![]() |
18 octobre 2001 ![]() |
Selon le président et éditeur du quotidien Le
Soleil, Alain Dubuc, les universités québécoises
pourront aller plus loin dans le changement si elles réussissent
à expliquer leurs fonctions, à les faire comprendre
à la société qui les entoure, donc à
les faire accepter. Dans son esprit, il ne fait pas de doute que
l'université est devenue "l'un des facteurs essentiels
à la transformation de nos économies et de nos sociétés,
l'un des outils les plus puissants pour assurer son adaptation".
Mais il n'est pas dit, rappelle-t-il, que ces transformations
- pour palpables qu'elles soient - trouvent leur reflet
dans les débats publics, voire dans les perceptions dont
la collectivité revêt l'université et, par
voie de conséquence, dans les choix de société
qui peuvent l'affecter.
"Ce qui me frappe, c'est que ce gouffre qui sépare
la réalité de l'université du discours sur
l'université ne se retrouve pas seulement dans les réactions
d'une opinion publique qui peut toujours plaider l'ignorance,
mais aussi dans les débats que le monde universitaire entretient
sur lui-même", a constaté Alain Dubuc, alors
qu'il prenait la parole à l'Université Laval, le
vendredi 5 octobre, à l'occasion des Rencontres Champlain-Montaigne.
L'exemple de Laval
L'institution universitaire, qui continue sur sa lancée
mutagène après avoir traversé successivement
des phases étiquetées "tour d'ivoire",
"réactive" et "interactive " commence aujourd'hui,
selon lui, à être "proactive" et déploie
directement des stratégies de développement, qui
en font un "véritable acteur économique et
social, un levier économique essentiel, un partenaire incontournable".
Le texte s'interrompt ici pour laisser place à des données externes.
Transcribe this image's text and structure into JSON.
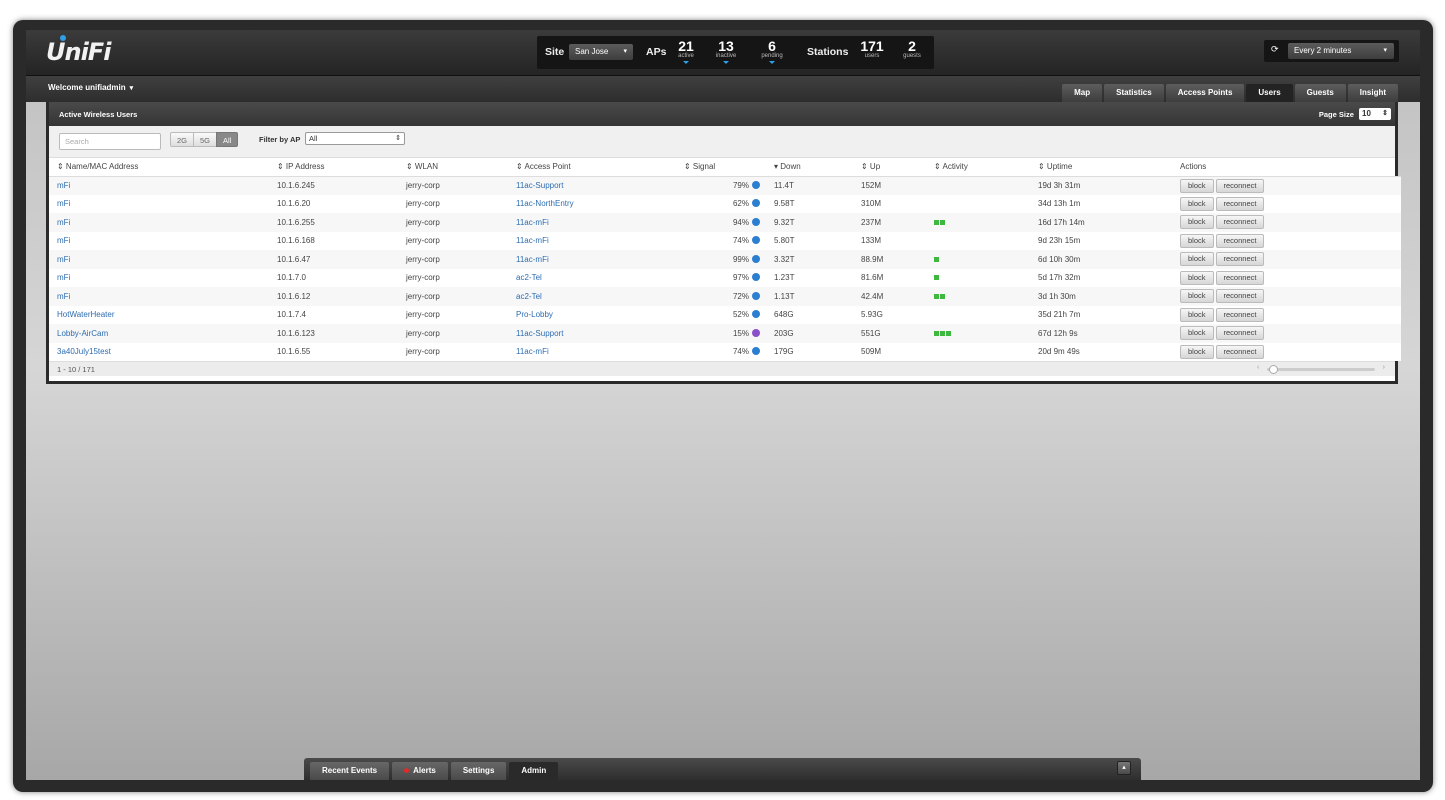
{
  "brand": {
    "logo_text": "UniFi"
  },
  "header": {
    "site_label": "Site",
    "site_value": "San Jose",
    "aps_label": "APs",
    "aps": [
      {
        "num": "21",
        "sub": "active"
      },
      {
        "num": "13",
        "sub": "inactive"
      },
      {
        "num": "6",
        "sub": "pending"
      }
    ],
    "stations_label": "Stations",
    "stations": [
      {
        "num": "171",
        "sub": "users"
      },
      {
        "num": "2",
        "sub": "guests"
      }
    ],
    "refresh_icon": "refresh-icon",
    "refresh_value": "Every 2 minutes"
  },
  "subbar": {
    "welcome": "Welcome unifiadmin",
    "tabs": [
      "Map",
      "Statistics",
      "Access Points",
      "Users",
      "Guests",
      "Insight"
    ],
    "active_tab": "Users"
  },
  "panel": {
    "title": "Active Wireless Users",
    "page_size_label": "Page Size",
    "page_size_value": "10",
    "search_placeholder": "Search",
    "band_buttons": [
      "2G",
      "5G",
      "All"
    ],
    "active_band": "All",
    "filter_label": "Filter by AP",
    "filter_value": "All",
    "columns": [
      "⇕ Name/MAC Address",
      "⇕ IP Address",
      "⇕ WLAN",
      "⇕ Access Point",
      "⇕ Signal",
      "▾ Down",
      "⇕ Up",
      "⇕ Activity",
      "⇕ Uptime",
      "Actions"
    ],
    "rows": [
      {
        "name": "mFi",
        "ip": "10.1.6.245",
        "wlan": "jerry-corp",
        "ap": "11ac-Support",
        "signal": "79%",
        "radio": "n",
        "down": "11.4T",
        "up": "152M",
        "activity": 0,
        "uptime": "19d 3h 31m"
      },
      {
        "name": "mFi",
        "ip": "10.1.6.20",
        "wlan": "jerry-corp",
        "ap": "11ac-NorthEntry",
        "signal": "62%",
        "radio": "n",
        "down": "9.58T",
        "up": "310M",
        "activity": 0,
        "uptime": "34d 13h 1m"
      },
      {
        "name": "mFi",
        "ip": "10.1.6.255",
        "wlan": "jerry-corp",
        "ap": "11ac-mFi",
        "signal": "94%",
        "radio": "n",
        "down": "9.32T",
        "up": "237M",
        "activity": 2,
        "uptime": "16d 17h 14m"
      },
      {
        "name": "mFi",
        "ip": "10.1.6.168",
        "wlan": "jerry-corp",
        "ap": "11ac-mFi",
        "signal": "74%",
        "radio": "n",
        "down": "5.80T",
        "up": "133M",
        "activity": 0,
        "uptime": "9d 23h 15m"
      },
      {
        "name": "mFi",
        "ip": "10.1.6.47",
        "wlan": "jerry-corp",
        "ap": "11ac-mFi",
        "signal": "99%",
        "radio": "n",
        "down": "3.32T",
        "up": "88.9M",
        "activity": 1,
        "uptime": "6d 10h 30m"
      },
      {
        "name": "mFi",
        "ip": "10.1.7.0",
        "wlan": "jerry-corp",
        "ap": "ac2-Tel",
        "signal": "97%",
        "radio": "n",
        "down": "1.23T",
        "up": "81.6M",
        "activity": 1,
        "uptime": "5d 17h 32m"
      },
      {
        "name": "mFi",
        "ip": "10.1.6.12",
        "wlan": "jerry-corp",
        "ap": "ac2-Tel",
        "signal": "72%",
        "radio": "n",
        "down": "1.13T",
        "up": "42.4M",
        "activity": 2,
        "uptime": "3d 1h 30m"
      },
      {
        "name": "HotWaterHeater",
        "ip": "10.1.7.4",
        "wlan": "jerry-corp",
        "ap": "Pro-Lobby",
        "signal": "52%",
        "radio": "n",
        "down": "648G",
        "up": "5.93G",
        "activity": 0,
        "uptime": "35d 21h 7m"
      },
      {
        "name": "Lobby-AirCam",
        "ip": "10.1.6.123",
        "wlan": "jerry-corp",
        "ap": "11ac-Support",
        "signal": "15%",
        "radio": "na",
        "down": "203G",
        "up": "551G",
        "activity": 3,
        "uptime": "67d 12h 9s"
      },
      {
        "name": "3a40July15test",
        "ip": "10.1.6.55",
        "wlan": "jerry-corp",
        "ap": "11ac-mFi",
        "signal": "74%",
        "radio": "n",
        "down": "179G",
        "up": "509M",
        "activity": 0,
        "uptime": "20d 9m 49s"
      }
    ],
    "action_block": "block",
    "action_reconnect": "reconnect",
    "footer_count": "1 - 10 / 171"
  },
  "bottom": {
    "tabs": [
      "Recent Events",
      "Alerts",
      "Settings",
      "Admin"
    ],
    "active_tab": "Admin"
  },
  "colors": {
    "accent": "#2f9fe6",
    "link": "#2e6db0",
    "activity": "#3fb83f",
    "alert": "#e02b2b"
  }
}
"L'Université Laval propose un exemple éloquent
de cette mutation, avec certaines de ses initiatives qui avaient
manifestement pour but de contribuer au développement de
la région qu'elle dessert, par exemple, en optique/photonique,
de souligner Alain Dubuc. Assez pour que la transformation de
la structure économique de la région métropolitaine
de Québec dont nous sommes les témoins réjouis
soit en bonne partie attribuable à l'Université
Laval: pas attribuable à sa simple présence, mais
attribuable à ses stratégies et à ses choix."
"En porte-à-faux"
Aux yeux d'Alain Dubuc, les débats sur l'université
sont en retard d'une génération sur le réel,
un phénomène en porte-à-faux - pour reprendre
son expression - qui constitue un frein au développement
harmonieux du réseau universitaire du Québec et
comporte des coûts importants. À preuve: la politique
du gel des frais de scolarité de l'État québécois
(à un niveau inférieur à ce que l'on retrouve
en Amérique du Nord), qui prive les universités
de cette forme de financement, et la crise budgétaire gouvernementale,
au milieu des années 1990, qui a vu le réseau universitaire
être "saigné à blanc, assez pour compromettra
sa mission", le font s'interroger sur les raisons qui ont
pu pousser l'État à sacrifier ainsi, au mépris
de toute logique, un atout stratégique.
"L'explication tient largement aux perceptions de l'opinion
publique, qui guident trop souvent l'État dans ses actions,
où l'université a cessé d'être perçue
comme un secteur du domaine social sans pour autant réussir
à s'imposer comme un élément du domaine économique,
où les interventions publiques sont encore inspirées
par la culture du béton, a fait remarquer le président
et éditeur du Soleil. Et c'est ainsi qu'au Québec,
les cris d'alarme sur les effets du désinvestissement dans
l'enseignement supérieur et dans ses activités de
recherche sont paradoxalement venus du monde des affaires."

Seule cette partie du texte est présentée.